Rules of Thumb for number of source code characters to tokens

I’m trying to estimate how many tokens will be required for (summaries of) source code files, in a variety of programming languages.

Are there any rules of thumb for this mapping? for natural languages it appears that 1 token ~ 4 characters is the average. Is that reasonable for source code as well?

Hey there!

You’re using the API right? Why not calculate the precise amount with tiktoken?

1 Like

I’m writing a light-weight javascript library that could be used by other LLM’s as well. I don’t want to force a dependency on a specific tokenizer. The library user can specify the tokenizer, but I want to provide a simple default that will be in the right ballpark.

You’ll have to use some tokenizer to make your rule of thumb. You could thumb your nose at OpenAI and also give some weight to Llama token dictionaries that are more like 32k instead of 100k.

Python: 4.2 char per OpenAI token. Closer to 3 at worst BPE sentencepiece token encoders.

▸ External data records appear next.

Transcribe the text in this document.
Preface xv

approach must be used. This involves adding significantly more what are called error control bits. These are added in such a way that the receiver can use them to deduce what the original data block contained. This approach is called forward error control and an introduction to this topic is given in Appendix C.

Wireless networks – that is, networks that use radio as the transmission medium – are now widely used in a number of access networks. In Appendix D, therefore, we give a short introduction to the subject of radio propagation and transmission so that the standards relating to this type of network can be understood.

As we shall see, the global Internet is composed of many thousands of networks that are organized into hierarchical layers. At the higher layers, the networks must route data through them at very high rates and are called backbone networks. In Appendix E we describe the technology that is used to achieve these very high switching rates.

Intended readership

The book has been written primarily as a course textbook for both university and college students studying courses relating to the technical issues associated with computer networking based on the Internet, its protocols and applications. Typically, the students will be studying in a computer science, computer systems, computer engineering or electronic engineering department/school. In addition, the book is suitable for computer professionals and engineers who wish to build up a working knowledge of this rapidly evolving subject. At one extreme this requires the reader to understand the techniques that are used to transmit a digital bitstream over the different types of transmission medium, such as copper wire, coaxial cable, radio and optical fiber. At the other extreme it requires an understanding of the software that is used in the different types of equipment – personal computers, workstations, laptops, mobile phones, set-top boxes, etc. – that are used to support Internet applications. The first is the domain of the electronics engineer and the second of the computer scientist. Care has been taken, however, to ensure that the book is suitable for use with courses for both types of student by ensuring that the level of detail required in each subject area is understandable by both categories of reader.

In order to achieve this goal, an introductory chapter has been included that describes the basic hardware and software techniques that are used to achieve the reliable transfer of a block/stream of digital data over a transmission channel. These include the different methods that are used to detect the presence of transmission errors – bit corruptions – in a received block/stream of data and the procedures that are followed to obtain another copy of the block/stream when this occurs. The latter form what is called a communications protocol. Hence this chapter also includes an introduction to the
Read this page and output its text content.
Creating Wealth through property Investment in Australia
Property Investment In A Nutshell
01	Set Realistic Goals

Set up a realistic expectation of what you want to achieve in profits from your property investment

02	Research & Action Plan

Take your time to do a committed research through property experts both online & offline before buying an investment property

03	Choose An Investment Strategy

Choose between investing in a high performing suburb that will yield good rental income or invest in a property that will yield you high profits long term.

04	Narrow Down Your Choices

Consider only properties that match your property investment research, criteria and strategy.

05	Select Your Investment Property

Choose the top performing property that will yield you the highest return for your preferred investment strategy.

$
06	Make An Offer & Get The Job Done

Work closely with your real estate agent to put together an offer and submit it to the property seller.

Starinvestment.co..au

400 tokens of Mixtral 46.7B = 1291 characters = 299 tokens of OpenAI cl100k
# Make API call to OpenAI
c = None
try:
    c = client.chat.completions.with_raw_response.create(**params)
except Exception as e:
    print(f"Error: {e}")

# If we got the response, load a whole bunch of demo variables
# This is different because of the 'with raw response' for obtaining headers
if c:
    headers_dict = c.headers.items().mapping.copy()
    for key, value in headers_dict.items():
        variable_name = f'headers_{key.replace("-", "_")}'
        globals()[variable_name] = value
    remains = headers_x_ratelimit_remaining_tokens  # show we set variables
    print(c.content.decode())
    api_return_dict = json.loads(c.content.decode())
    api_finish_str = api_return_dict.get('choices')[0].get('finish_reason')
    usage_dict = api_return_dict.get('usage')
    api_message_dict = api_return_dict.get('choices')[0].get('message')
    api_message_str = api_return_dict.get('choices')[0].get('message').get('content')
    api_tools_list = api_return_dict.get('choices')[0].get('message').get('tool_calls')
    print("----------")
    # print any response always
    if api_message_str:
        print(api_message_str)

    # print all tool functions pretty
    if api_tools_list:
        for tool_item in api_tools_list:
            print

webpack minified ChatGPT client javascript? 2.5 char per token.

3 Likes

Thanks. I also found this older post that was interesting.

I finally picked a simple character count for the samples, and left the choice of tokenizer to the library client code.

1 Like

Likewise, typical Smalltalk code has between 3.3 and 3.8 characters per token.